Source: Pharmaceutical Technology Europe
Issue 11,Volume 20
High-throughput screening (HTS) of compound libraries is the most widely adopted approach to hit discovery because it is the only generic way of addressing a variety of targets on an industrial scale.
High-throughput screening (HTS) of compound libraries is the most widely adopted approach to hit discovery because it is the only generic way of addressing a variety of targets on an industrial scale. Other techniques, such as picking lead molecules from the academic literature, are too specific to drive industry-wide discovery. Despite of this central role of HTS, a significant number of screens fail to deliver lead series after hit optimization.
Contemplating the failure rate of HTS has always been a sobering moment for anyone in the industry and large pharmaceutical companies have been quick to respond as the quality of compound libraries has improved dramatically since the 1990s, when many non-drug-like and non-lead-like compounds were included. However, many companies are likely to adopt strategies for implementing fragment-based drug discovery (FBDD) within 2–3 years, although it may take another couple of years before FBDD is seamlessly integrated into their hit discovery processes.

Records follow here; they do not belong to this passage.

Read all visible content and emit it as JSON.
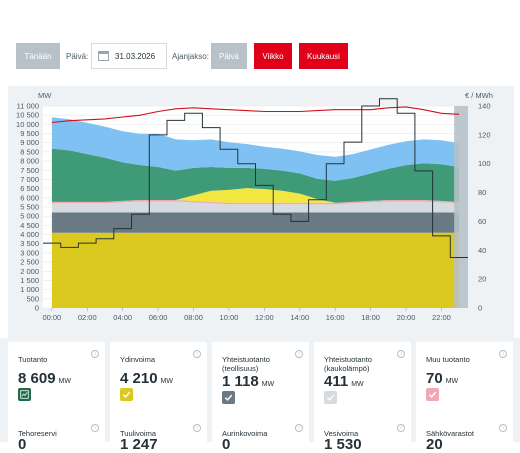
{
  "toolbar": {
    "today_label": "Tänään",
    "day_label": "Päivä:",
    "date_value": "31.03.2026",
    "period_label": "Ajanjakso:",
    "period_day": "Päivä",
    "period_week": "Viikko",
    "period_month": "Kuukausi"
  },
  "chart_data": {
    "type": "area",
    "left_axis": {
      "unit": "MW",
      "ylim": [
        0,
        11000
      ],
      "ticks": [
        "0",
        "500",
        "1 000",
        "1 500",
        "2 000",
        "2 500",
        "3 000",
        "3 500",
        "4 000",
        "4 500",
        "5 000",
        "5 500",
        "6 000",
        "6 500",
        "7 000",
        "7 500",
        "8 000",
        "8 500",
        "9 000",
        "9 500",
        "10 000",
        "10 500",
        "11 000"
      ]
    },
    "right_axis": {
      "unit": "€ / MWh",
      "ylim": [
        0,
        140
      ],
      "ticks": [
        "0",
        "20",
        "40",
        "60",
        "80",
        "100",
        "120",
        "140"
      ]
    },
    "x_ticks": [
      "00:00",
      "02:00",
      "04:00",
      "06:00",
      "08:00",
      "10:00",
      "12:00",
      "14:00",
      "16:00",
      "18:00",
      "20:00",
      "22:00"
    ],
    "hours": [
      0,
      1,
      2,
      3,
      4,
      5,
      6,
      7,
      8,
      9,
      10,
      11,
      12,
      13,
      14,
      15,
      16,
      17,
      18,
      19,
      20,
      21,
      22,
      23
    ],
    "series": [
      {
        "role": "nuclear",
        "color": "#dcc91f",
        "values": [
          4100,
          4100,
          4100,
          4100,
          4100,
          4100,
          4100,
          4100,
          4100,
          4100,
          4100,
          4100,
          4100,
          4100,
          4100,
          4100,
          4100,
          4100,
          4100,
          4100,
          4100,
          4100,
          4100,
          4100
        ]
      },
      {
        "role": "chp_industry",
        "color": "#6a7a84",
        "values": [
          1100,
          1100,
          1100,
          1100,
          1100,
          1100,
          1100,
          1100,
          1100,
          1100,
          1100,
          1100,
          1100,
          1100,
          1100,
          1100,
          1100,
          1100,
          1100,
          1100,
          1100,
          1100,
          1100,
          1100
        ]
      },
      {
        "role": "chp_district",
        "color": "#d5dbdf",
        "values": [
          500,
          500,
          500,
          500,
          550,
          600,
          600,
          600,
          550,
          500,
          450,
          450,
          450,
          450,
          450,
          450,
          450,
          500,
          550,
          600,
          600,
          600,
          550,
          500
        ]
      },
      {
        "role": "other",
        "color": "#f1a8b3",
        "values": [
          80,
          80,
          80,
          80,
          80,
          80,
          80,
          80,
          80,
          80,
          80,
          80,
          80,
          80,
          80,
          80,
          80,
          80,
          80,
          80,
          80,
          80,
          80,
          80
        ]
      },
      {
        "role": "solar",
        "color": "#f2e640",
        "values": [
          0,
          0,
          0,
          0,
          0,
          0,
          0,
          0,
          300,
          600,
          700,
          800,
          750,
          650,
          500,
          200,
          0,
          0,
          0,
          0,
          0,
          0,
          0,
          0
        ]
      },
      {
        "role": "hydro",
        "color": "#3f9a78",
        "values": [
          2900,
          2800,
          2600,
          2400,
          2100,
          1900,
          1800,
          1600,
          1500,
          1300,
          1200,
          1100,
          1100,
          1100,
          1100,
          1100,
          1200,
          1300,
          1500,
          1700,
          1900,
          2000,
          2000,
          1900
        ]
      },
      {
        "role": "wind",
        "color": "#7fc1f2",
        "values": [
          1700,
          1700,
          1700,
          1700,
          1700,
          1700,
          1800,
          1700,
          1500,
          1500,
          1400,
          1300,
          1200,
          1200,
          1200,
          1300,
          1300,
          1300,
          1300,
          1300,
          1300,
          1300,
          1300,
          1300
        ]
      }
    ],
    "consumption": {
      "color": "#d0101c",
      "values": [
        10100,
        10200,
        10250,
        10300,
        10400,
        10500,
        10700,
        10850,
        10900,
        10850,
        10800,
        10750,
        10700,
        10700,
        10700,
        10750,
        10800,
        10800,
        10800,
        10900,
        10950,
        10800,
        10600,
        10550
      ]
    },
    "price": {
      "color": "#253238",
      "values": [
        45,
        42,
        45,
        48,
        55,
        65,
        120,
        130,
        135,
        125,
        110,
        100,
        85,
        65,
        60,
        75,
        100,
        115,
        140,
        145,
        135,
        95,
        50,
        35
      ]
    },
    "forecast_from_hour": 23
  },
  "cards_row1": [
    {
      "title": "Tuotanto",
      "value": "8 609",
      "unit": "MW",
      "box_color": "#1f6b4c",
      "icon": "chart-icon"
    },
    {
      "title": "Ydinvoima",
      "value": "4 210",
      "unit": "MW",
      "box_color": "#dcc91f",
      "icon": "check-icon"
    },
    {
      "title": "Yhteistuotanto (teollisuus)",
      "value": "1 118",
      "unit": "MW",
      "box_color": "#6a7a84",
      "icon": "check-icon"
    },
    {
      "title": "Yhteistuotanto (kaukolämpö)",
      "value": "411",
      "unit": "MW",
      "box_color": "#d5dbdf",
      "icon": "check-icon"
    },
    {
      "title": "Muu tuotanto",
      "value": "70",
      "unit": "MW",
      "box_color": "#f1a8b3",
      "icon": "check-icon"
    }
  ],
  "cards_row2": [
    {
      "title": "Tehoreservi",
      "value": "0"
    },
    {
      "title": "Tuulivoima",
      "value": "1 247"
    },
    {
      "title": "Aurinkovoima",
      "value": "0"
    },
    {
      "title": "Vesivoima",
      "value": "1 530"
    },
    {
      "title": "Sähkövarastot",
      "value": "20"
    }
  ]
}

FBDD is a novel approach to lead compound generation where smaller libraries of molecules with a molecular weight of 150–300 Da ('fragments') are screened for target binding or modulation using techniques such as X-ray crystallography, nuclear magnetic resonance, bioassays and surface plasmon resonance. The subsequent optimization to lead compound stage is typically done by structure-based drug design using the crystallographic binding pose of the fragment hit as a template. Initially a rather unknown technique, FBDD has grown in popularity with conferences covering the topic 'selling out'; for example, Fragment-based Lead Discovery Conference 2008 held in San Diego (CA, USA) in February.
FBDD is becoming the technical approach of choice for many in the industry. Using fragments, it is possible to exhaustively screen a target site to pick the best matching fragment for optimization. If no or few hits are returned, then the target can be safely assumed to have no binding site for small molecules. Time and money are saved that would otherwise have been spent re-engineering the compound into an effective lead. Some companies, such as Abbott (IL, USA) and Vertex (MA, USA), are already prescreening with fragments and only searching for leads with HTS if the target returns numerous fragment hits.
The use of FBDD is already common where a poorly drugable target must be 'rescued' for lead generation following an HTS campaign. However, using FBDD and HTS at the same point in drug discovery is becoming increasingly popular as it creates a win–win situation. Using both techniques, it is possible to explore a full range of chemical scaffolds with binding affinities ranging from milli- to nanomolar simultaneously. Not only can fragment hit results be used to provide information about the nature of the minimum pharmacophores, but successful fragments can also be used as substituents to optimize lead-like compounds discovered by HTS.
Some companies have strict selection criteria that rules out FBDD as they will not consider a compound with less than one micromolar potency as a starting point for lead generation. This is because they are only working on selected target families and typically against aggressive timelines for hit-to-lead optimization. However, viewing absolute potency as the most important characteristic of a hit compound is missing the point; the leads FBDD generates have the potential to be more promising drug candidates than those produced exclusively using HTS and the resulting lead is more likely to be developable, saving time and money in the long-term. This is because FBDD helps select and optimize small molecules on the efficiency of their target interaction considering their low molecular weight. Small but effective leads are easier to tailor into a drug with good solubility and pharmacokinetics, fewer side-effects and limited toxicity. Furthermore, as fragments can exhaustively sample a binding site, the range of drugs that can be assembled is extremely diverse.
Although adopting a joint FBDD and HTS approach requires changes to standard practice, the improved efficiency, selectivity and pharmaceutical properties of the novel leads discovered are significant. There is no doubt that FBDD is becoming the industry's chemistry of choice.
Thomas Hesterkamp is VP of fragment-based drug discovery at Evotec AG.